Weer prijs
We hebben in de gemeenteraad unaniem beslist om de culturele prijs uit te reiken aan Ivan Janssens. Voor al het werk dat hij in het verzamelen en verspreiden van kennis over de twee wereldoorlogen in onze gemeente heeft gestoken. Een zeer terechte erkenning voor het voormalige sp.a-gemeenteraadslid. Het is dan ook bijzonder jammer dat zelfs dit soort eenvoudige, feestelijke en onomstreden beslissing door het schepencollege in het honderd wordt gedraaid. Hoe kende Essen tot nog toe culturele prijzen toe ? De procedure is eenvoudig : er komt een voorstel, de Cultuurraad wordt geraadpleegd, de gemeenteraad beslist en de prijs wordt uitgereikt. Volgens de schepen van cultuur werd er al enkele jaren gewacht op het geschikte moment om de prijs aan Ivan uit te reiken. Geen probleem dus om het draaiboek netjes te volgen, meer dan tijd genoeg. Hoe komt het dan dat er toch nog een onmogelijke improvisatie nodig was, waarbij het college zelf de beslissing al maar nam, de uitnodigingen liet drukken, de toekenning „ter kennisname” op de gemeenteraad agendeerde, die dan vaststelde dat hij zelf bevoegd is en dus de prijs -die ondertussen al bekend was gemaakt, uiteraard- alsnog zelf toekende ?

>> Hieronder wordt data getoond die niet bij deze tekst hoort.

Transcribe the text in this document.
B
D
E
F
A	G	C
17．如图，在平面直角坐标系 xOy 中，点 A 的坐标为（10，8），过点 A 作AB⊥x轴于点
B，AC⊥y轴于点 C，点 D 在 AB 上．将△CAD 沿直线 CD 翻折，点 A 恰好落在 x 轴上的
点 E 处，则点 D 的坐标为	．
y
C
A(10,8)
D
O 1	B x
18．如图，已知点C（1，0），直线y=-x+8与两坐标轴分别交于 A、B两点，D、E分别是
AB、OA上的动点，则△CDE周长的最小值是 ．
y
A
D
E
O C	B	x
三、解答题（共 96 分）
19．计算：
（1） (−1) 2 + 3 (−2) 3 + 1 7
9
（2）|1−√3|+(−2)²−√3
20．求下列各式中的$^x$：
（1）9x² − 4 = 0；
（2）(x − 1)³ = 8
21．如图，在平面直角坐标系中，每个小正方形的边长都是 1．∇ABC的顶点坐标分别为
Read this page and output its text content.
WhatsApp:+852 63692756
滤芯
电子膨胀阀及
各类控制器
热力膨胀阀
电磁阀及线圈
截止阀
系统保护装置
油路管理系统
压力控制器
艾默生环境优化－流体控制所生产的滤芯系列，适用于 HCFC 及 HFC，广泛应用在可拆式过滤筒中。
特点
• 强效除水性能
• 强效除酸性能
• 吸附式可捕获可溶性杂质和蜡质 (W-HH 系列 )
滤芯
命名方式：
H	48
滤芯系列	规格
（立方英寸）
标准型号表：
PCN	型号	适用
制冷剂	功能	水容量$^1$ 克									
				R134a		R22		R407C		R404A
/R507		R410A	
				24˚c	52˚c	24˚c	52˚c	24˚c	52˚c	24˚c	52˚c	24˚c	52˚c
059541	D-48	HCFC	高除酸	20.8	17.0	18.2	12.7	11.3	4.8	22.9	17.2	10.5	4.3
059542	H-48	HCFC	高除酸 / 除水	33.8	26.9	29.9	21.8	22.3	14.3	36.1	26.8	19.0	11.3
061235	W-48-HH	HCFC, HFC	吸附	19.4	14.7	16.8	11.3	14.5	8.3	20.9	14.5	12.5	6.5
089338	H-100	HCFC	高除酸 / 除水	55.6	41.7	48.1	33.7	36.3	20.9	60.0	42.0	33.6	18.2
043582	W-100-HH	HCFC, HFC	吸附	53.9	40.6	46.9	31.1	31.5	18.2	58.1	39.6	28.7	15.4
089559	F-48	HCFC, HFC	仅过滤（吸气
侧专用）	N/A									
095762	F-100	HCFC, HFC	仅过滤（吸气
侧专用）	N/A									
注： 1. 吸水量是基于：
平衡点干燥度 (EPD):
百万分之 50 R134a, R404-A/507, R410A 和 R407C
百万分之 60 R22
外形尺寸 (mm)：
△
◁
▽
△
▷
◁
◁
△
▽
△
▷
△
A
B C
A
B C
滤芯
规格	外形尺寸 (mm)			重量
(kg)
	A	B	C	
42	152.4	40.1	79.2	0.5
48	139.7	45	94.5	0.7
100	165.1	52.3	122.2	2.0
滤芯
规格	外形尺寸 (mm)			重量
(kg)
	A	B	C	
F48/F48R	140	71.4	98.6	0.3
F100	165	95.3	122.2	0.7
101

Is dat zo erg ? Hetzelfde college is verantwoordelijk voor miljoenenprojecten, stuurt tientallen personeelsleden aan, kent belangrijke vergunningen toe en beslist hoe onze gemeente er binnen één, vijf, tien jaar uitziet. En het acht -dixit de burgemeester in het infoblad- de waarden van de democratie zeer hoog. Een democratie, die nu eenmaal procedures vereist om willekeurige machtsuitoefening tegen te gaan – een aspect dat wel eens vergeten wordt ná dat andere belangrijke aspect van democratie : verkiezingen winnen en meerderheden vormen. Een democratie, overigens, die op dit continent alleen kon overleven dankzij de heel zware offers die net werden gebracht in de oorlogen die Ivan in de herinnering levend houdt. Dus ja, ik vind dat erg. Heel erg eigenlijk. Maar dat zal wel aan mij liggen. Alweer.